When it comes to my first name I give people a little slack but will correct them in an instant. “Mia”, which sounds like [Mee-yuh] is a word of Spanish origin. It means “my” or “mine.” Since it’s not from the English language, I can understand a mistake in phonetics and don’t mind giving correction if someone makes a mistake with it.
My last name, which is my married name is one that I tend to let slide, but I completely don’t understand why Amercian, English speaking people can’t say it correctly. In fact, I’m appalled by the complete mutilation of the pronunciation of “Anstine”.
“Anstine”, sounds like [An-styen] or [An-stahyn]. It’s the sound “an” combined with “Stine”. Do you see the word “Tine” in “Stine?’ It’s there, so I don’t know why people call me “Anstein”. You see, “Stein” doesn’t sound anything like “Stine”. Phoenitically, “Tein” and “Tine” are completely different.
The absolute worst is when someone calls me “Aniston”. Although I enjoy watching the Aniston who appears in the famous television series, ‘Friends’, I don’t find it a compliment when someone mutilates my name to sound as such.
How do you feel when someone ignores your name or its pronunciation?
I’ve been included several interviews and if the show host doesn’t ask how to say my name in the pre-recording time, I make sure to let them know as I don’t expect them to get it right. When I go through this courtesy prep and then the host immediately mutilates one or both of my names, you can guess what I think of them.
Remembering a person’s name shows them respect. It shows them that you care and even that you’re not self-centered. It shows interest. There’ve been thousands of articles and even books, written that bring up this subject. If you want to earn someone’s respect, call them by name when you see them.
I won’t say that I’ve never forgotten a name because we all certainly do. It’s not something I brag about or choose to accept. I’ve even beat myself up for mistaking one friend for another; Yes, I do have some really blond moments — Ugh! Despite my lack of perfection I do try hard to care about others, and knowing their names is one way of doing this.
Importance of Remembering Names
No matter what business you’re in, remember names is a must. If you haven’t done so yet, read Dale Carnegie’s ‘How to Win Friends and Influence People’ you need to! You’ll learn a lot about relations with others. You’ll also discover “A person’s name is to him or her the sweetest and most important sound in any language.”
- Focus on the person.
- Repeat their name aloud.
- Ask a question.
- Repeat his or her name silently.
- Make a vivid association between their name and something familiar to you.
- Conclude the interaction with his or her name.

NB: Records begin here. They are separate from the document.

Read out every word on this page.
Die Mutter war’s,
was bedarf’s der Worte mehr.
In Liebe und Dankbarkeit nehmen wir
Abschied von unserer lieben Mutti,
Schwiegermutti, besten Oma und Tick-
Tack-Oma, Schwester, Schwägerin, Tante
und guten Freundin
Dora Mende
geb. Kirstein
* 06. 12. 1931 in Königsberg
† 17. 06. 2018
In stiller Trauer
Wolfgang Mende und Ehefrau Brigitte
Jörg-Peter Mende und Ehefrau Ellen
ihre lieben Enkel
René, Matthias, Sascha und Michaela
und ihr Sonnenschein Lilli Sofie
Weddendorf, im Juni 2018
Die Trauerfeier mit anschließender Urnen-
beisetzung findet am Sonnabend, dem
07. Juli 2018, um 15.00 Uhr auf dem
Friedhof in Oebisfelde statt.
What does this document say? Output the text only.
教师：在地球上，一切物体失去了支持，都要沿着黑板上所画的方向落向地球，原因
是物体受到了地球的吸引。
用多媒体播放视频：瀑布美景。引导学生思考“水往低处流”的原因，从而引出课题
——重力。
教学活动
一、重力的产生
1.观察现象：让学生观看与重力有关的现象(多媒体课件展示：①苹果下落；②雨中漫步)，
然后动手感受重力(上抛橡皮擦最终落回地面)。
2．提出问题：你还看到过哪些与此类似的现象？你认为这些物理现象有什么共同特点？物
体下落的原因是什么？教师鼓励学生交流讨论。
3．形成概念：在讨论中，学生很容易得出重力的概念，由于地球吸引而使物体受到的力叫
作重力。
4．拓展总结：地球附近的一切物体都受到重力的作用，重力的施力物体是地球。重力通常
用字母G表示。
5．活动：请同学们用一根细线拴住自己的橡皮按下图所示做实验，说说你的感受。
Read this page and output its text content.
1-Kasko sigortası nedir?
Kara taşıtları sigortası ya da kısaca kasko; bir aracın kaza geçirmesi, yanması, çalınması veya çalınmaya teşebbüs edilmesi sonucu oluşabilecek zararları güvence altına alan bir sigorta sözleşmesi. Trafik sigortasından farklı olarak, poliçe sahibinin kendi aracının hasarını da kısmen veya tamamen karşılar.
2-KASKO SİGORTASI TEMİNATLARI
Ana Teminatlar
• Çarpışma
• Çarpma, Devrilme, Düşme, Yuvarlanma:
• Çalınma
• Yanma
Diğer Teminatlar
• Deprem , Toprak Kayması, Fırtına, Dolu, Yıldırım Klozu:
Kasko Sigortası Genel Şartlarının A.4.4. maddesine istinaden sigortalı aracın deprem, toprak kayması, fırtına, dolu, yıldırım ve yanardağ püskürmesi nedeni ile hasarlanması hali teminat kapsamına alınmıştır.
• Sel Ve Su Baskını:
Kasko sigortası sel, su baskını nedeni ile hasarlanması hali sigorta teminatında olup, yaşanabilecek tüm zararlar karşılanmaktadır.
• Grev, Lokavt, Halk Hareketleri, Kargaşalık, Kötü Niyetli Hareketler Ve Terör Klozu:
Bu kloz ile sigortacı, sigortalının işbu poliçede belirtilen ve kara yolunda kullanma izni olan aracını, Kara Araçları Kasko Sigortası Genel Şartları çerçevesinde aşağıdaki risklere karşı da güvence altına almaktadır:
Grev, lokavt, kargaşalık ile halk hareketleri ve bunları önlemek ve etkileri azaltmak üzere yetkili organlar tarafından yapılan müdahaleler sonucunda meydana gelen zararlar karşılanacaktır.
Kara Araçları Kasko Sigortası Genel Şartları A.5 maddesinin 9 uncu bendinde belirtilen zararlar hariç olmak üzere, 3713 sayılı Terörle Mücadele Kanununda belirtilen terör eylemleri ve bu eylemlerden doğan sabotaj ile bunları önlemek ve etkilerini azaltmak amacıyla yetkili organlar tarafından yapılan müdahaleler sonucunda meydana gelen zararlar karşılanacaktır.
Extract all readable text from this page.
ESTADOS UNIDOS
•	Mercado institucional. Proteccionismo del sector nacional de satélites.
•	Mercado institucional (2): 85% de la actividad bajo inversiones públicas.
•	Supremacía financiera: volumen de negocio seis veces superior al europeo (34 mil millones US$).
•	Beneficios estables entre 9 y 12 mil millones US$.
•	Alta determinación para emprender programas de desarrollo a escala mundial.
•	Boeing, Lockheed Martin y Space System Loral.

Become Curious About Others
When you’re interacting with someone be an active listener. Are you one who always replies to what someone is saying with, “Well, I …” or “When I …”? Don’t be the “I” person. Listen. Ask questions. Relate. Even if it’s in your mind. Not everyone shares an experience with you because they want feedback. If you’re being an active listener you’ll be able to discern your role in the conversation. — These days, many people talk to hear themselves. <SIGH> That’s a different story, for a different day, and I’ll probably leave them to that. HA-HA!